My latest short story "The Night the Lights Came On"

Friday, July 12, 2013

Story Lengths and eBooks

What do you guys think about the length of stories and what we can do with them as writers in this new digital age of self publishing and eBooks? It was really hard to sell stories of certain lengths in the past. If you had a short novella you might have been able to get a magazine to publish it serially, or you might have made it into an anthology. Now we can write stories at any length we want and come up with creative ways to publish them.

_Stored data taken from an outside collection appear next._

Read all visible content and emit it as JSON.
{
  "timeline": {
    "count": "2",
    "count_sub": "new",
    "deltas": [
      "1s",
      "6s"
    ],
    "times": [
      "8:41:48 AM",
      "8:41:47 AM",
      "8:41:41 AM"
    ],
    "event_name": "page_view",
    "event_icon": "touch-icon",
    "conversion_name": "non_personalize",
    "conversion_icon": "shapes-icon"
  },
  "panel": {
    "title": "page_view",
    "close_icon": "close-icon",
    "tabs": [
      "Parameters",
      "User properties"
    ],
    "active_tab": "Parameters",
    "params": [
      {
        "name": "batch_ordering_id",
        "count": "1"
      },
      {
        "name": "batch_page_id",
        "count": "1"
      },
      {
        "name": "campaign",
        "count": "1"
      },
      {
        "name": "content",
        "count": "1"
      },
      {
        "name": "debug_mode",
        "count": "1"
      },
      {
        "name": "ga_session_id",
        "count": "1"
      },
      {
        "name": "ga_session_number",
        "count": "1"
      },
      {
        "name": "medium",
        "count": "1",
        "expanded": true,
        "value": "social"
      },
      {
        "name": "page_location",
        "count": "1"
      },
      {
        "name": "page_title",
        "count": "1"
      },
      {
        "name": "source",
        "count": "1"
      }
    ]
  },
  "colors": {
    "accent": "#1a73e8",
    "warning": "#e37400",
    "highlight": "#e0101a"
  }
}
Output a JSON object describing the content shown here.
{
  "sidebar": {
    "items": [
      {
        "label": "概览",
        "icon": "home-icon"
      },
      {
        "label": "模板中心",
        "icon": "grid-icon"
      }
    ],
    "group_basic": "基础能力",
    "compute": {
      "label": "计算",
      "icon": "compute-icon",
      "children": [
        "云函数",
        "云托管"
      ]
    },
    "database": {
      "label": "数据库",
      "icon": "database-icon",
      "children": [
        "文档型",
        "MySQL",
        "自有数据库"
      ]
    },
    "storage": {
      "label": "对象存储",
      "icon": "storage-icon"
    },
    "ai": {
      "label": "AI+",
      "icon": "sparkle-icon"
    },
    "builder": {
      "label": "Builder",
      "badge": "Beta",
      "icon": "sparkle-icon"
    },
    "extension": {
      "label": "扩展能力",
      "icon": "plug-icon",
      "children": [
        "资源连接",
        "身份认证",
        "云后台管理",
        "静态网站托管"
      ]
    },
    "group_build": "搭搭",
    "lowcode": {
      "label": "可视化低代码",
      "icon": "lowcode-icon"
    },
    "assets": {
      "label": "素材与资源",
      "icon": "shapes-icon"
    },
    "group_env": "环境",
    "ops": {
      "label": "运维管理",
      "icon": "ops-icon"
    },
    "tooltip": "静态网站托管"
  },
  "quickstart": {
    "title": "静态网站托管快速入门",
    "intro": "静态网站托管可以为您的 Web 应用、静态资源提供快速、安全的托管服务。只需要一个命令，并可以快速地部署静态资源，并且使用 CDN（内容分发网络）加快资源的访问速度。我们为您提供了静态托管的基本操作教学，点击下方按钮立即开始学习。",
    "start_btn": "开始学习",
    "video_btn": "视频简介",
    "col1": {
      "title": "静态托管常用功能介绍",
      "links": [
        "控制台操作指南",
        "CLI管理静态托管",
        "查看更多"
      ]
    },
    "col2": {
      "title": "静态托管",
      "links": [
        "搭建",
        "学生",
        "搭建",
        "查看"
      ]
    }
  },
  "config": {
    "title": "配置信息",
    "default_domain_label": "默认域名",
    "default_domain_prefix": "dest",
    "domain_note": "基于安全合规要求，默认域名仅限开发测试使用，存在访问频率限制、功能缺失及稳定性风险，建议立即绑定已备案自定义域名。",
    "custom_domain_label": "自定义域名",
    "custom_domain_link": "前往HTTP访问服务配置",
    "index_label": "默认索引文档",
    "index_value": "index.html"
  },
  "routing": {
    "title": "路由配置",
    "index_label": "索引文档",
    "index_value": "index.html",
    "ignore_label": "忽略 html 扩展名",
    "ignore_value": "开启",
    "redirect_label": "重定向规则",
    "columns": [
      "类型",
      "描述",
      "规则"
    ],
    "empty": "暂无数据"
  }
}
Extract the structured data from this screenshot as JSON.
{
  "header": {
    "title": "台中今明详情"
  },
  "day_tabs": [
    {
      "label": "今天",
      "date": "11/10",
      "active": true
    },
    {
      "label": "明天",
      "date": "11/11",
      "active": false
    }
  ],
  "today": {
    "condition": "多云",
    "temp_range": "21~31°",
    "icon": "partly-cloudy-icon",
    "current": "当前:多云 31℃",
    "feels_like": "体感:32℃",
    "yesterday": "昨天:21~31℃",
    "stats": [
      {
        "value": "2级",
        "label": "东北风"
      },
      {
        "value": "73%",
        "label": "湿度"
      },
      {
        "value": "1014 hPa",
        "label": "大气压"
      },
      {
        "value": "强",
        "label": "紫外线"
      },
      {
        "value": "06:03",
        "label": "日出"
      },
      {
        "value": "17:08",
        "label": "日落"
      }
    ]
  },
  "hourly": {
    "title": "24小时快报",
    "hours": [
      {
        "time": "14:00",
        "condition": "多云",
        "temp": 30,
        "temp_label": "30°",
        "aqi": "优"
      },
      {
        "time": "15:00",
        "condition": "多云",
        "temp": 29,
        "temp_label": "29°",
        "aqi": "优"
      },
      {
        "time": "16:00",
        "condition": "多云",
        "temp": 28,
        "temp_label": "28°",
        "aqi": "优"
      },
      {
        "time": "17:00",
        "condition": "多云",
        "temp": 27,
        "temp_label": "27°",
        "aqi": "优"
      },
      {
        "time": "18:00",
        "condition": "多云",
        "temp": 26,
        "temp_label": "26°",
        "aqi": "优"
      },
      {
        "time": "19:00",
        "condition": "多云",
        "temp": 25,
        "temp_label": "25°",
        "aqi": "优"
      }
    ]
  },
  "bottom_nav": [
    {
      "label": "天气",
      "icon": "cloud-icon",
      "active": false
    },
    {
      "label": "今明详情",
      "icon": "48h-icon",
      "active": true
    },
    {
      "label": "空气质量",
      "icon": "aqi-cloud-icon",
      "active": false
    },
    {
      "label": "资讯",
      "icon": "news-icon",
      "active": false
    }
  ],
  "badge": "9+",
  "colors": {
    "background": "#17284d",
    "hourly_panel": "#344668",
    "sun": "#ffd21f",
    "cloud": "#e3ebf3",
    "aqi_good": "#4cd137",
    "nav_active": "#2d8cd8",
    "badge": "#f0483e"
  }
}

I love what Hugh Howey did with his Wool books. He wrote one novelette, then four more books that were all novellas or very short novels. Then he put them all together into the Wool Omnibus, a massive tome full of his awesome five shorter stories, which go great together as one book. I love the idea that he was able to crank out these shorter books much faster, get them edited and ready for publication faster. Get them in the devices of readers faster. Then once he had finished the big story arc with the fifth book he had one massive book. Meanwhile each short book comes out pretty soon after the previous one giving the series momentum, that is if we could all write as fast as Hugh Howey.

Photo Source: www.rababkhan.com
What about epic fantasies? Even though these stories are expected to be long, what if yours is way longer than the majority of epic fantasy novels being picked up by publishers? Lets say that even though your epic fantasy novel is insanely long, it's great all the way through, never bores the reader, and keeps everyone turning the pages until they get to the end and wish the story wasn't over? With eBooks, you don't have to worry about your book being way too long because there is no concern over the larger expense of printing and shipping a heavier book with more pages.
Most of this may be old news to most of you, but even if you already know all this stuff I have a question for you: How has this knowledge informed the stories you are writing or plan to write? 
I personally think the idea of writing shorter novels that can be turned into one large book is awesome. I've always planned on writing 80K word novels or larger, but now I'm excited about learning my craft by cranking out a ton of say 40 - 60K novels and novellas and building up a digital bookshelf with lots of titles.

Photo Source: www.complex.com
I have a ton of short stories available as eBooks, but I don't think many people buy or download short stories -even when they're free like mine are. I've always been an avid reader and I pretty much only buy and read novels. I love writing short stories and reading them but the majority of my reading is novels. I think that's the case with most readers. I've been dreaming of getting novels out into the world for years now. I just haven't been good enough yet to write a novel that's worth publishing. I've written three novels, one novella, and a novelette. Only the novelette was a story I felt is good enough to publish. I'm currently revising the novella I wrote, it's around 25K words, and the novel I'm writing is only going to be about 60K words long. I think I'm going to shoot for writing a lot more shorter novels. and novellas. The last novel I wrote was around 72K words on its third draft but I think I can get it down into the 60Ks.

What length of stories are you writing or planning to write? Has the technology of eBooks changed your ideas on what length of stories you can write? I don't know about you but I feel like the possibilities are endless. So, lets get our butts in the chair, our hands on the keyboard, and start cranking out stories! Stories that are ridiculously long, or surprisingly short. Stories that will end up making one huge story, and massive stand alone novels. The choice is up to you! Write it, rewrite it, get feedback, edit it, have others edit it, revise it, edit it some more, get an amazing cover - then get it out into the world and tell us about it so we can go on journeys with your characters in all sorts of story lengths. Thanks for stopping by.